Erinnern Sie sich an das letzte Kunden-Verkaufsgespräch in Ihrer Anwesenheit? Wieviel Zeit und Engagement hat Ihr Mitarbeiter dabei in die individuelle emotionale und rationale Bedarfsanalyse gesteckt?...

(Vielleicht ist Ihnen ja aufgefallen, dass etwas fehlt, möglicherweise haben Sie Ihren Mitarbeiter sogar danach gefragt. Wir hören dann folgende Antworten: „Das weiß ich schon/ Das habe ich beim letzten Mal schon abgefragt/ Ich kenne den Herrn XY schon so lange“)... Waren Sie mit der Anbahnung des Abschlusses zufrieden, sofern es dazu kam oder hatten Sie das Gefühl „da geht noch was (mehr)“?...

Bei triebwerk Personalentwicklung kommen viele Jahre Verkaufs- und Trainings- bzw.

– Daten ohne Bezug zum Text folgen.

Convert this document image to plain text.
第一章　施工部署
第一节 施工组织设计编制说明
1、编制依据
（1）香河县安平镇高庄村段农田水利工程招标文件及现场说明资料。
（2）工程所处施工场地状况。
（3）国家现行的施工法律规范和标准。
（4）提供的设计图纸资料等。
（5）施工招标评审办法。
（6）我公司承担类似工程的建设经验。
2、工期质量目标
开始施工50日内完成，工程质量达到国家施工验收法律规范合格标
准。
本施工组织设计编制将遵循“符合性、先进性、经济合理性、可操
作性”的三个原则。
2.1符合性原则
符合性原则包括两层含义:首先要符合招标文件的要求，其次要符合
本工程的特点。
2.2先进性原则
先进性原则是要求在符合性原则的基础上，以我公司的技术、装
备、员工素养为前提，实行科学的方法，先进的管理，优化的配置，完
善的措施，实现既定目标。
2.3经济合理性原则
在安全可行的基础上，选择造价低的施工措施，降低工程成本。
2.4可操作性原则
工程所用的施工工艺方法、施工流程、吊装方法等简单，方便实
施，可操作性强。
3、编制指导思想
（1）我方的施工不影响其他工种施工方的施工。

Coaching Erfahrung zusammen. Wir haben in dieser Zeit immer wieder den Eindruck gewonnen, dass genau hier der berühmte „Hase im Pfeffer liegt“, dass hier das größte Potential beim Verkaufsgespräch zu heben ist. Gründe für die vernachlässigte individuelle Bedarfsanalyse gibt es mannigfaltig:

Wozu soll der Verkäufer den Bedarf - subjektiv - erfragen, wenn ihn die Marketingabteilung (aufgrund intensiver und professioneller Marktforschung) doch „perfekt“ gebrieft hat? Es erscheint ja auch weitaus effizienter ein „Feuerwerk von Vorteil und Nutzen des Produktes abzubrennen“ und die offenen Fragen pauschal zu beantworten.

Wozu sich also erst mit individuellen Fragen beschäftigen und wer weiß, ob die Zeit im Gespräch dann noch reicht, um zum Abschluss zu kommen?

Nicht zu unterschätzen sind auch die Zielkonflikte, mit denen der Verkäufer zu kämpfen hat (Zeit für Administration, Callplan Erfüllung, Frequenz/Abdeckung). Last but not least wird dieser Bereich des Verkaufsgesprächs bei Schulungen - oft zu Gunsten von Abschlusstraining - weitgehend vernachlässigt. Bei 9 von 10 Verkaufsgesprächen wird dadurch, unserer Erfahrung nach, jede Menge Pulver verschossen, ohne das genaue Ziel überhaupt zu kennen. Oft kommt es gar nicht erst zur Abschlussphase, da der Außendienstler spürt, dass der Kunde „noch nicht soweit ist“ und den verbindlichen Abschluss umgeht, indem er auf allgemeine Formulierungen ausweicht.

Wie soll ein Verkäufer auf einen individuellen rationalen und emotionalen Bedarf abschließen, den er nicht kennt, weil er ihn nicht erfragt hat?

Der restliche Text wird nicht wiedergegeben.